Lamentablemente, a mediados de la treintena comencé a darme cuenta de que tales creencias eran patéticamente cándidas, y de que no se ajustaban a la fea realidad que comenzaba a conocer con profundidad. No tanto acerca del hecho de que la maldad pura o metafísica se dé tan a menudo como a simple vista parece, pero sí en lo que respecta al comportamiento manifiesto de la gente, tuve que reconocer con pesar que toda mi vida había vivido en un engaño de funestas consecuencias personales: las personas con las que tenía que convivir cotidianamente se comportaban de una manera tan infecta que a duras penas podía creer que no se dieran cuenta de lo detestables que resultaban. Urdían artimañas sin parar para beneficiarse de cualquier situación de la que se pudiera sacar partido, sin parar mientes en a quién perjudicaba su conducta; gozaban cuando alguien ponía a caer de un burro a otra persona, y de nadie hablaban bien; reían ante el error ajeno, y procuraban que las equivocaciones de los demás se hicieran públicas; pensaban sólo en sí y tal vez en algún familiar o similar; se hacían pasar por gentes consideradas ante la desgracia ajena, cuando la verdad es que por lo general les importaba un pito el sufrimiento de los demás y a veces hasta se deleitaban con él; hacían trampas y robaban; y por fin, era tal su envidia que cuando la sentían se cegaba su entendimiento sin posibilidad de remisión, y eran capaces de hacer o decir auténticas bestialidades para sentirse confortados. Teniendo esto en cuenta, es fácil comprender por qué a mí se me hizo la vida imposible en pocos meses: Durante una época de mi vida que no puedo recordar sin que las lágrimas evoquen cuánto sufrí por aquel entonces, mi buena conducta me creó, paradójicamente, numerosos y peligrosísimos enemigos. Tal y como era de podrida su naturaleza, mi entorno no dudó ni por un momento que mis atenciones, mis amabilidades, mi paciencia y mis esfuerzos por llevarme bien con la gente no eran sino los mimbres de un abyecto plan por parecer un bendito, siendo una especie de genio del mal en realidad.
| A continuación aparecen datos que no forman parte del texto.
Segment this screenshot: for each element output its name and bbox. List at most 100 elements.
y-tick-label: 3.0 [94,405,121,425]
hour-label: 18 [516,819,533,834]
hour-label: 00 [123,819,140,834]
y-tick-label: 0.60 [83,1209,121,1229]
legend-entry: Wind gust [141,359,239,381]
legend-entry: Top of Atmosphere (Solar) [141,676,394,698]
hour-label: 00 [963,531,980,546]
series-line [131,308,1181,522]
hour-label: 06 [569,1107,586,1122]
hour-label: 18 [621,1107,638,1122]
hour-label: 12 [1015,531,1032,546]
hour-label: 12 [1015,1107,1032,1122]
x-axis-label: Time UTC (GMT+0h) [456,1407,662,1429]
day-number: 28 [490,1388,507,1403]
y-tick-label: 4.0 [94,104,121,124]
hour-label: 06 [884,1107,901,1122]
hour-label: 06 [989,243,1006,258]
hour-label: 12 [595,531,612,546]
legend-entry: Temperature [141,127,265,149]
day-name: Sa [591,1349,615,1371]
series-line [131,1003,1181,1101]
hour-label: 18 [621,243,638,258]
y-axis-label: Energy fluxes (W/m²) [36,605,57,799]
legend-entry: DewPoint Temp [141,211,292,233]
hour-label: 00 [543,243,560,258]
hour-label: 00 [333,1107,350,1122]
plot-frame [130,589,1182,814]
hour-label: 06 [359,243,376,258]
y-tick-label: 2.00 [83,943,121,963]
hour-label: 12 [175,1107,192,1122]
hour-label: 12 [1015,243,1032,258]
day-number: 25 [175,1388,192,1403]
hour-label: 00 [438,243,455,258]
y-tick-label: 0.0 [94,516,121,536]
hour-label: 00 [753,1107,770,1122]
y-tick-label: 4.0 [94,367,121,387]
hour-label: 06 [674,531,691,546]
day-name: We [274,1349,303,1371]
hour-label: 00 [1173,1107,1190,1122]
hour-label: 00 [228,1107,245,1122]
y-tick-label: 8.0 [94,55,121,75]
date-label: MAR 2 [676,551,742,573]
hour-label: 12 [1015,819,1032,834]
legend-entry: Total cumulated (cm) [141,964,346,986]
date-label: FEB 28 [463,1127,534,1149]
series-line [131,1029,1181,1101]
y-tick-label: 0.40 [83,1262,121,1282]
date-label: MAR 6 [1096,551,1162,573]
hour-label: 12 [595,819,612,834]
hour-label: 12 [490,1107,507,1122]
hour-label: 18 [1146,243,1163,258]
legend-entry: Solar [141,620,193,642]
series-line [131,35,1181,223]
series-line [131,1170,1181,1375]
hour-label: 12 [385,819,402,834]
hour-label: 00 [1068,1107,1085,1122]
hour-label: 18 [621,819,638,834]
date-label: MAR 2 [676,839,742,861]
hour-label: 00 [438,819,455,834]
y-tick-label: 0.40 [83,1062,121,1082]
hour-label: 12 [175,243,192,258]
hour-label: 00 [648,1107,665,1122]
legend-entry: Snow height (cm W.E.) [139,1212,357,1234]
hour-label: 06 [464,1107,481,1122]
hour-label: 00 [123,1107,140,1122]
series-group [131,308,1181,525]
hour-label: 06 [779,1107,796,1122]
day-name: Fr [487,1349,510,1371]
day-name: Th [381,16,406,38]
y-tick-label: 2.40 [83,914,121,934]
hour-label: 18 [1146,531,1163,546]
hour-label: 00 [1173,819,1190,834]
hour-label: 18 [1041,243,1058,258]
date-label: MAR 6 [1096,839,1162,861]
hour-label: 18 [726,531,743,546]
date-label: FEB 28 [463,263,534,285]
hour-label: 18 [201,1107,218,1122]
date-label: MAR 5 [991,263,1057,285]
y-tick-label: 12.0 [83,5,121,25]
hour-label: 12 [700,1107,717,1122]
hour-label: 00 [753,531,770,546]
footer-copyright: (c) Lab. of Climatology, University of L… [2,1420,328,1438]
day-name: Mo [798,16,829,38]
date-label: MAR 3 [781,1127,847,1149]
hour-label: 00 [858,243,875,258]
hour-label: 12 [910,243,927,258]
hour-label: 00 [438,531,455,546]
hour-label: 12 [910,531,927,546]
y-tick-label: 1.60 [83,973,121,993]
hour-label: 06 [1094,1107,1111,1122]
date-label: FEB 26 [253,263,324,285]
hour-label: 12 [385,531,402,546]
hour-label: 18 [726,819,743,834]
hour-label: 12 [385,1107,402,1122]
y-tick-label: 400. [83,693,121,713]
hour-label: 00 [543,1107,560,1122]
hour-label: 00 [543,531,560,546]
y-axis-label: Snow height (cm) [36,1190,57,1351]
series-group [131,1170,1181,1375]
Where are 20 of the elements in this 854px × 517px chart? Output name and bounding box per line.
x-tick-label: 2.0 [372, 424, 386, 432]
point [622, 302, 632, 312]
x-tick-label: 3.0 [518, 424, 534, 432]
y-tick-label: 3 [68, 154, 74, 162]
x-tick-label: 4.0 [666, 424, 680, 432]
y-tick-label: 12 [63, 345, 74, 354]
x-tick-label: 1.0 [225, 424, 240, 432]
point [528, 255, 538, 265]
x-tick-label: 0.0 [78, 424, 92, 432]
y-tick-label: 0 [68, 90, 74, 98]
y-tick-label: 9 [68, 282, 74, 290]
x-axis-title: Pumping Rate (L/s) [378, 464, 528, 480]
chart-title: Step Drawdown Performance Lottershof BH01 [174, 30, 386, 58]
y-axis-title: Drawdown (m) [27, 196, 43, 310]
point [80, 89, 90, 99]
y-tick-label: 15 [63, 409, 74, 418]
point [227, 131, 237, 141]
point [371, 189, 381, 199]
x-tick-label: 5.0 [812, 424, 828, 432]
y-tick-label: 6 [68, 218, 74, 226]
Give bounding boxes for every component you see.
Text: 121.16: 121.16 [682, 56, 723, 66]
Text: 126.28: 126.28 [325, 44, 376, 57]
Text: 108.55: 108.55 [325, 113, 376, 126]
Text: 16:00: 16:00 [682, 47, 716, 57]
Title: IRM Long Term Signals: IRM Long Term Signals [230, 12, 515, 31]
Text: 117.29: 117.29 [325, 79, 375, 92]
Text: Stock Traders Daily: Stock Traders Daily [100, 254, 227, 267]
Se me atacó por todos los frentes posibles, se me ninguneó, se me marginó. Alguno quiso hasta pegarme.

Comprendí, y así comenzó mi vida en la clandestinidad, que tenía que hacerme pasar por un tipejo sin complejos. Decidí fingir que me había hartado de disimular, y simulé que era cierto lo que todos habían pensado: en efecto, era un lobo con piel de cordero. Así, me esforcé en insultar cobardemente a todo el mundo a sus espaldas y en presencia de regocijado público (que al fin veían cómo yo también compartía su inmunda manera de ser). Al principio me costó: no es fácil encontrar defectos en todas las personas que se conocen, y lo suficientemente asquerosos además como para poder hacer mangas y capirotes de las reputaciones de los aludidos. Tuve que inventarme la mayor parte de lo que afirmaba. Después logré hacerme una sólida fama de arribista sin escrúpulos (lo cual, por cierto, me trajo numerosos beneficios laborales). Con los años, adquirí una consolidada práctica en el embuste despiadado y en mostrar sin reparos una nauseabunda mala educación. Conseguí ser temido y respetado. Me dejaron tranquilo. Creo que me tenían miedo.

Pero llevo aguantando el tipo más de diez años. Es espantoso hacerse pasar día tras día por alguien que no se es. Espantoso de verdad. Insufrible. Y lo peor de todo es que de tanto parecer un cabronazo estoy comenzando a serlo. Ya no encuentro la diferencia entre parecer un execrable personaje y ser un asqueroso de verdad. Casi he olvidado los honrados principios de los que tan orgulloso me sentía.

No tengo otra salida que matarme. No puedo abandonar el trabajo, y he engañado a tanta gente que nadie me creería si sacase mi verdadera personalidad.

Candela, sé que estás convencida de que soy un hijo de puta. Te conocí gracias a mi engaño, y te casaste conmigo porque mi situación económica te compensaba el aguantarme. Supongo que necesitarás alguna cebolla para llorar mi muerte: te libras de mi presencia, mis insultos, mis desconsideraciones y mi mala educación, y no vas a prescindir de casi nada en el futuro. Me alegro por ti, de corazón.

No me mato: me ajusticio. Sobre todo, por haber sido un cobarde.